Educators Seek More Information On Troubled Students

Counselors, Teachers Want Network To Help Avert Teen-age Suicides

October 18, 1990|By Dianne Williams Hayes | Dianne Williams Hayes,Staff writer

When students face crises or even attempt suicide, county teachers and guidance counselors are on guard to intervene. But even concerned educators have no way of knowing about a student who was in trouble over the weekend when the bell rings Monday morning.

For Movita Pickens, guidance coordinator for county schools, the fight for more information is one of her biggest battles. If teachers and counselors are going to be able to help, they need hospitals, police and paramedics to share information, Pickens says.

With 104 suicides by Maryland teen-agers reported in 1989, it is a problem that ought to be addressed at all levels of government, Pickens says.

"If a child attempts suicide on Friday or Saturday night and is taken to the emergency room, although the Health Department may have information, we don't get that in the schools unless the parents or student discloses it," Pickens said.

"I met with the Health Department and we are trying to set up a network so that we in the school system will know, not to stigmatize the students, but on a need-to-know basis. Once they make the attempt, it puts them at high risk for doing it again. I think the Health Department made the decision it can collect information on contagious diseases, but not this."

Henry L. Westray, state coordinator of Youth Suicide Prevention for the Department of Health and Mental Hygiene said that while information is not routinely shared among state and county agencies because of confidentiality laws, providing more opportunities for discussion in schools may help.

"There are issues of confidentiality as far as the family is concerned," Westray said. "After a suicide attempt, families often are embarrassed and ashamed, but if schools have programs to encourage kids to talk and make the school setting such that they feel free to, more will be shared."

Pickens is not taking state recommendations lightly. With October designated as Suicide Awareness Month in Maryland, she is making sure students know where and how to seek help. Pocket reference cards will be distributed to county students in grades 6 through 12, offering resource and reference telephone numbers. Last week, guidance counselors, pupil personnel workers and psychologists attended a day-long conference on youth suicide prevention.

The cards, conference and other wellness workshops during the year are being paid for with an $11,000 annual state grant.

County students also will be trained as peer counselors to assist friends and classmates seeking help.

"Students are not being asked to do the job of professionals, but to be good listeners and let them know resources are available," Pickens said.

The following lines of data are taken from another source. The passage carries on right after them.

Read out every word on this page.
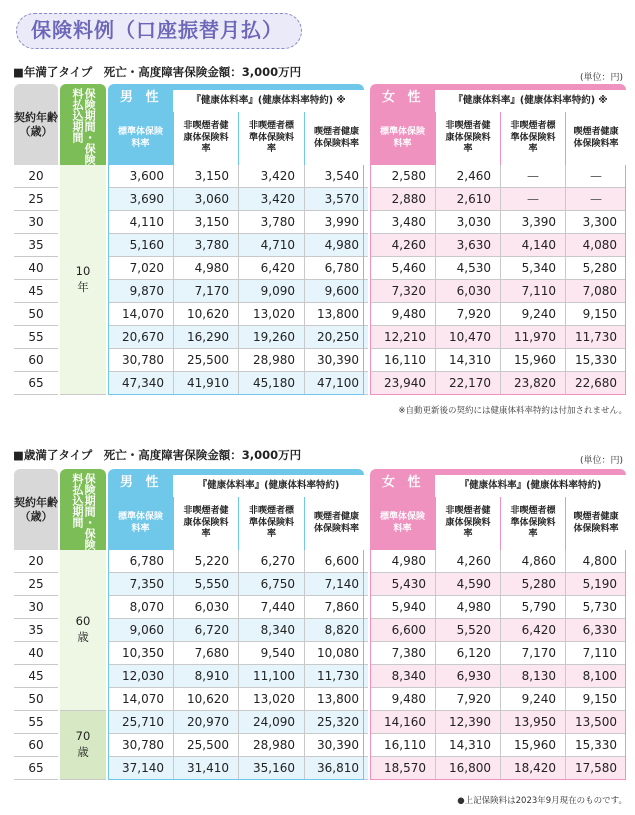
保険料例（口座振替月払）
■年満了タイプ　死亡・高度障害保険金額：3,000万円	(単位：円)
契約年齢（歳）	保険期間・保険料払込期間
10
年
男 性	『健康体料率』(健康体料率特約) ※	女 性	『健康体料率』(健康体料率特約) ※
標準体保険料率
非喫煙者健康体保険料率
非喫煙者標準体保険料率
喫煙者健康体保険料率
標準体保険料率
非喫煙者健康体保険料率
非喫煙者標準体保険料率
喫煙者健康体保険料率
20	3,600	3,150	3,420	3,540	2,580	2,460	—	—
25	3,690	3,060	3,420	3,570	2,880	2,610	—	—
30	4,110	3,150	3,780	3,990	3,480	3,030	3,390	3,300
35	5,160	3,780	4,710	4,980	4,260	3,630	4,140	4,080
40	7,020	4,980	6,420	6,780	5,460	4,530	5,340	5,280
45	9,870	7,170	9,090	9,600	7,320	6,030	7,110	7,080
50	14,070	10,620	13,020	13,800	9,480	7,920	9,240	9,150
55	20,670	16,290	19,260	20,250	12,210	10,470	11,970	11,730
60	30,780	25,500	28,980	30,390	16,110	14,310	15,960	15,330
65	47,340	41,910	45,180	47,100	23,940	22,170	23,820	22,680
※自動更新後の契約には健康体料率特約は付加されません。
■歳満了タイプ　死亡・高度障害保険金額：3,000万円	(単位：円)
契約年齢（歳）	保険期間・保険料払込期間
60
歳
70
歳
男 性	『健康体料率』(健康体料率特約)	女 性	『健康体料率』(健康体料率特約)
標準体保険料率
非喫煙者健康体保険料率
非喫煙者標準体保険料率
喫煙者健康体保険料率
標準体保険料率
非喫煙者健康体保険料率
非喫煙者標準体保険料率
喫煙者健康体保険料率
20	6,780	5,220	6,270	6,600	4,980	4,260	4,860	4,800
25	7,350	5,550	6,750	7,140	5,430	4,590	5,280	5,190
30	8,070	6,030	7,440	7,860	5,940	4,980	5,790	5,730
35	9,060	6,720	8,340	8,820	6,600	5,520	6,420	6,330
40	10,350	7,680	9,540	10,080	7,380	6,120	7,170	7,110
45	12,030	8,910	11,100	11,730	8,340	6,930	8,130	8,100
50	14,070	10,620	13,020	13,800	9,480	7,920	9,240	9,150
55	25,710	20,970	24,090	25,320	14,160	12,390	13,950	13,500
60	30,780	25,500	28,980	30,390	16,110	14,310	15,960	15,330
65	37,140	31,410	35,160	36,810	18,570	16,800	18,420	17,580
●上記保険料は2023年9月現在のものです。
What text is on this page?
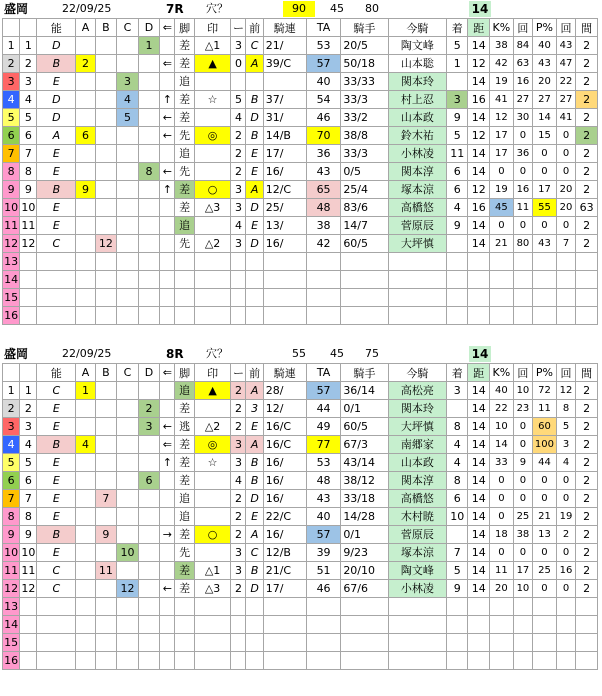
盛岡	22/09/25	7R 穴？	90	45	80	14
		能	A	B	C	D	⇐	脚	印	ー	前	騎連	TA	騎手	今騎	着	距	K%	回	P%	回	間
1	1	D				1		差	△1	3	C	21/	53	20/5	陶文峰	5	14	38	84	40	43	2
2	2	B	2				⇐	差	▲	0	A	39/C	57	50/18	山本聡	1	12	42	63	43	47	2
3	3	E			3			追					40	33/33	関本玲		14	19	16	20	22	2
4	4	D			4		↑	差	☆	5	B	37/	54	33/3	村上忍	3	16	41	27	27	27	2
5	5	D			5		←	差		4	D	31/	46	33/2	山本政	9	14	12	30	14	41	2
6	6	A	6				←	先	◎	2	B	14/B	70	38/8	鈴木祐	5	12	17	0	15	0	2
7	7	E						追		2	E	17/	36	33/3	小林凌	11	14	17	36	0	0	2
8	8	E				8	←	先		2	E	16/	43	0/5	関本淳	6	14	0	0	0	0	2
9	9	B	9				↑	差	○	3	A	12/C	65	25/4	塚本涼	6	12	19	16	17	20	2
10	10	E						差	△3	3	D	25/	48	83/6	高橋悠	4	16	45	11	55	20	63
11	11	E						追		4	E	13/	38	14/7	菅原辰	9	14	0	0	0	0	2
12	12	C		12				先	△2	3	D	16/	42	60/5	大坪慎		14	21	80	43	7	2
13																						
14																						
15																						
16																						
盛岡	22/09/25	8R 穴？	55	45	75	14
		能	A	B	C	D	⇐	脚	印	ー	前	騎連	TA	騎手	今騎	着	距	K%	回	P%	回	間
1	1	C	1					追	▲	2	A	28/	57	36/14	高松亮	3	14	40	10	72	12	2
2	2	E				2		差		2	3	12/	44	0/1	関本玲		14	22	23	11	8	2
3	3	E				3	←	逃	△2	2	E	16/C	49	60/5	大坪慎	8	14	10	0	60	5	2
4	4	B	4				⇐	差	◎	3	A	16/C	77	67/3	南郷家	4	14	14	0	100	3	2
5	5	E					↑	差	☆	3	B	16/	53	43/14	山本政	4	14	33	9	44	4	2
6	6	E				6		差		4	B	16/	48	38/12	関本淳	8	14	0	0	0	0	2
7	7	E		7				追		2	D	16/	43	33/18	高橋悠	6	14	0	0	0	0	2
8	8	E						追		2	E	22/C	40	14/28	木村暁	10	14	0	25	21	19	2
9	9	B		9			→	差	○	2	A	16/	57	0/1	菅原辰		14	18	38	13	2	2
10	10	E			10			先		3	C	12/B	39	9/23	塚本涼	7	14	0	0	0	0	2
11	11	C		11				差	△1	3	B	21/C	51	20/10	陶文峰	5	14	11	17	25	16	2
12	12	C			12		←	差	△3	2	D	17/	46	67/6	小林凌	9	14	20	10	0	0	2
13																						
14																						
15																						
16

Pickens is anxiously awaiting the 49,600 pocket-size cards that are being printed with a drawing of a helping hand on the front and resource information and telephone numbers on the back. Also included is the 24-hour Youth Crisis hot line set up by the governor's office. The number is (800) 422-0009.

"Students will have ready resources to call for help and earlier intervention," Pickens said. "The neat thing about it is that even though it's an 800 telephone number, if it comes in from Annapolis, it has regional hookings. There will be people in that area ready to go."

Westray and Pickens both credit Gov. William Donald Schaefer for his initiatives in 1986 to address the problem.

Westray's position, the statewide hot line and school grants are the result of recommendations from a Schaefer-appointed state task force created to address the problem that Westray said can be combatted by dispelling myths and increasing discussion.

"Overall, our goal is to provide information to Maryland citizens about suicide prevention," Westray said. "If we talk about the feeling, other options can be discussed and it decreases the likelihood of them carrying it through."